É certa a distorção de uma criação educacional moldada para a mediocridade nos rendimentos escolares – questiona-se o professor, a escola, o sistema de avaliação, o vestibular – enquanto despontam exemplos de riquezas consideráveis originadas da simulação, fraudes, corrupções e outras amostras do fatídico jeitinho tupiniquim. Postos lado a lado, o esforço individual pela honestidade por meio da aplicação nos estudos e a facilidade quase gratuita do patrimônio surrupiado e de uma boa estampa social, provavelmente o jovem seja tentado a adotar uma das vias heterodoxas. Para que tanto esforço?
De forma que não pode haver empresário honesto e bem-sucedido que, no passado, não tenha sido ladrão, ou advogado afamado com banca substancial sem o esquema tradicional de negociação de sentenças e, finalmente, qualquer outro profissional que empreendeu e deu certo, sem um rastro de crime atrás de si. Esse raciocínio canhestro não pode ser de todo condenado, justamente pela formação nacional, mescla a um só tempo, dor-de-cotovelo e corrupção. De um lado, o fel maledicente a minar capacidades profissionais que, sozinhas, podem sobressair-se e, de outro, o defeito de caráter já viciado do enriquecimento ilícito e sem culpa.
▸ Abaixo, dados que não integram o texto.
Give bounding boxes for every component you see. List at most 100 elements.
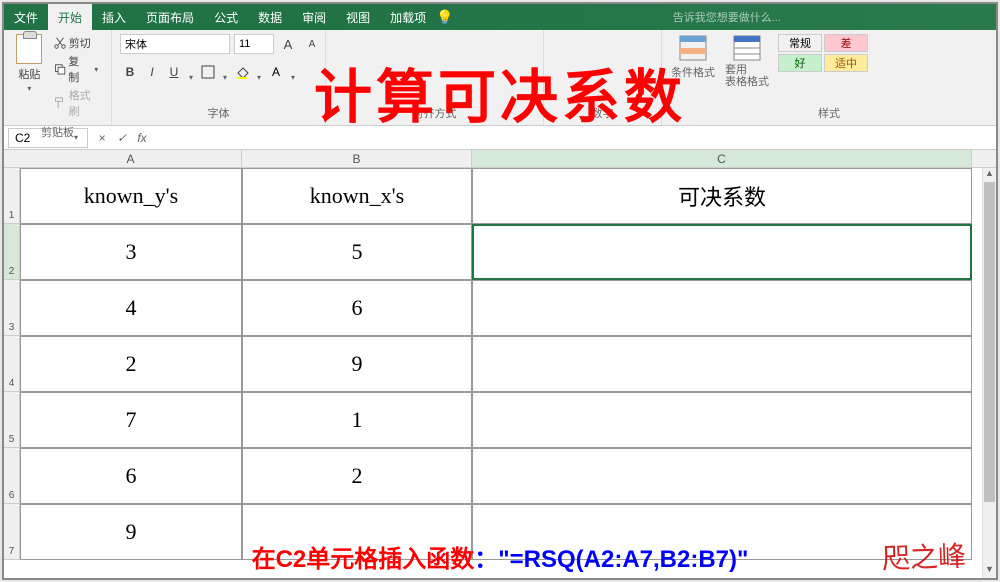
cell-C1[interactable]: 可决系数 [472, 168, 972, 224]
paste-button[interactable]: 粘贴 ▾ [12, 34, 47, 93]
table-icon [732, 34, 762, 62]
borders-button[interactable] [198, 62, 218, 82]
cell-B4[interactable]: 9 [242, 336, 472, 392]
group-alignment: 对齐方式 [326, 30, 544, 125]
group-alignment-label: 对齐方式 [334, 101, 535, 125]
table-fmt-label: 套用 表格格式 [725, 64, 769, 88]
cell-B3[interactable]: 6 [242, 280, 472, 336]
chevron-down-icon[interactable]: ▾ [254, 62, 264, 82]
cell-B2[interactable]: 5 [242, 224, 472, 280]
tab-file[interactable]: 文件 [4, 4, 48, 30]
cell-A1[interactable]: known_y's [20, 168, 242, 224]
format-painter-button[interactable]: 格式刷 [51, 86, 103, 120]
cell-B5[interactable]: 1 [242, 392, 472, 448]
cell-A3[interactable]: 4 [20, 280, 242, 336]
enter-formula-button[interactable]: ✓ [112, 131, 132, 145]
group-clipboard: 粘贴 ▾ 剪切 复制▾ 格式刷 [4, 30, 112, 125]
group-clipboard-label: 剪贴板 [12, 120, 103, 144]
row-header[interactable]: 3 [4, 280, 20, 336]
cut-button[interactable]: 剪切 [51, 34, 103, 52]
format-as-table-button[interactable]: 套用 表格格式 [724, 34, 770, 88]
font-name-select[interactable] [120, 34, 230, 54]
cell-A4[interactable]: 2 [20, 336, 242, 392]
formula-input[interactable] [152, 128, 996, 148]
group-styles: 条件格式 套用 表格格式 常规 差 好 适中 样式 [662, 30, 996, 125]
column-header-A[interactable]: A [20, 150, 242, 167]
cell-style-bad[interactable]: 差 [824, 34, 868, 52]
font-size-select[interactable] [234, 34, 274, 54]
tab-formulas[interactable]: 公式 [204, 4, 248, 30]
paintbrush-icon [53, 96, 67, 110]
tab-addins[interactable]: 加载项 [380, 4, 436, 30]
ribbon: 计算可决系数 粘贴 ▾ 剪切 复制▾ [4, 30, 996, 126]
cell-C3[interactable] [472, 280, 972, 336]
scrollbar-thumb[interactable] [984, 182, 995, 502]
formula-bar-row: C2 ▾ × ✓ fx [4, 126, 996, 150]
chevron-down-icon[interactable]: ▾ [288, 62, 298, 82]
copy-icon [53, 62, 66, 76]
cell-C5[interactable] [472, 392, 972, 448]
chevron-down-icon: ▾ [24, 84, 34, 93]
copy-button[interactable]: 复制▾ [51, 52, 103, 86]
chevron-down-icon[interactable]: ▾ [220, 62, 230, 82]
chevron-down-icon[interactable]: ▾ [186, 62, 196, 82]
row-header[interactable]: 6 [4, 448, 20, 504]
tell-me-lightbulb-icon: 💡 [436, 9, 453, 26]
tab-data[interactable]: 数据 [248, 4, 292, 30]
cell-B6[interactable]: 2 [242, 448, 472, 504]
tab-review[interactable]: 审阅 [292, 4, 336, 30]
group-font: A A B I U ▾ ▾ ▾ A ▾ 字体 [112, 30, 326, 125]
scroll-up-arrow[interactable]: ▲ [983, 168, 996, 182]
cell-A5[interactable]: 7 [20, 392, 242, 448]
copy-label: 复制 [68, 53, 89, 85]
tab-home[interactable]: 开始 [48, 4, 92, 30]
group-number-label: 数字 [552, 101, 653, 125]
row-header[interactable]: 1 [4, 168, 20, 224]
fill-color-button[interactable] [232, 62, 252, 82]
bold-button[interactable]: B [120, 62, 140, 82]
tab-page-layout[interactable]: 页面布局 [136, 4, 204, 30]
cond-format-icon [678, 34, 708, 62]
instruction-caption: 在C2单元格插入函数："=RSQ(A2:A7,B2:B7)" [4, 539, 996, 574]
tab-view[interactable]: 视图 [336, 4, 380, 30]
cell-C4[interactable] [472, 336, 972, 392]
group-font-label: 字体 [120, 101, 317, 125]
cond-fmt-label: 条件格式 [671, 64, 715, 80]
tell-me-prompt[interactable]: 告诉我您想要做什么... [458, 9, 996, 25]
tab-insert[interactable]: 插入 [92, 4, 136, 30]
conditional-formatting-button[interactable]: 条件格式 [670, 34, 716, 80]
clipboard-icon [16, 34, 42, 64]
caption-lead: 在C2单元格插入函数 [252, 546, 475, 573]
row-header[interactable]: 2 [4, 224, 20, 280]
paste-label: 粘贴 [18, 66, 40, 82]
caption-tail: ："=RSQ(A2:A7,B2:B7)" [474, 546, 748, 573]
column-header-C[interactable]: C [472, 150, 972, 167]
format-painter-label: 格式刷 [69, 87, 101, 119]
border-icon [201, 65, 215, 79]
cell-style-normal[interactable]: 常规 [778, 34, 822, 52]
scissors-icon [53, 36, 67, 50]
vertical-scrollbar[interactable]: ▲ ▼ [982, 168, 996, 578]
insert-function-button[interactable]: fx [132, 131, 152, 145]
cell-A2[interactable]: 3 [20, 224, 242, 280]
row-header[interactable]: 5 [4, 392, 20, 448]
font-color-button[interactable]: A [266, 62, 286, 82]
spreadsheet: ABC 1known_y'sknown_x's可决系数2353464295716… [4, 150, 996, 578]
group-styles-label: 样式 [670, 101, 988, 125]
cell-style-good[interactable]: 好 [778, 54, 822, 72]
ribbon-tabs: 文件 开始 插入 页面布局 公式 数据 审阅 视图 加载项 💡 告诉我您想要做什… [4, 4, 996, 30]
cell-A6[interactable]: 6 [20, 448, 242, 504]
italic-button[interactable]: I [142, 62, 162, 82]
decrease-font-button[interactable]: A [302, 34, 322, 54]
cell-B1[interactable]: known_x's [242, 168, 472, 224]
group-number: 数字 [544, 30, 662, 125]
row-header[interactable]: 4 [4, 336, 20, 392]
column-header-B[interactable]: B [242, 150, 472, 167]
increase-font-button[interactable]: A [278, 34, 298, 54]
select-all-triangle[interactable] [4, 150, 20, 167]
underline-button[interactable]: U [164, 62, 184, 82]
cell-C2[interactable] [472, 224, 972, 280]
paint-bucket-icon [235, 65, 249, 79]
cell-style-neutral[interactable]: 适中 [824, 54, 868, 72]
cell-C6[interactable] [472, 448, 972, 504]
Enfim, feitas tais considerações, passando em revista pela extensa ficha corrida do empreendedor-herdeiro, não se espante o leitor ao perceber dilapidado todo o patrimônio amealhado ao longo dos anos, pelo despreparo absurdo dos filhotes paralíticos acostumados com o leite no pires. A fortuna muda de mãos com uma velocidade estonteante a mingua da estruturação sólida da personalidade e da educação que foi tratada, até então, como mais um artigo de luxo, num supermercado de produtos e pessoas, prontas para serem compradas ou vendidas. Há coisas melhores a herdar do que a perversão de crer ser a educação mais uma mercadoria e a profissão, um passatempo.
Eduardo Mahon é advogado em MT e Brasília.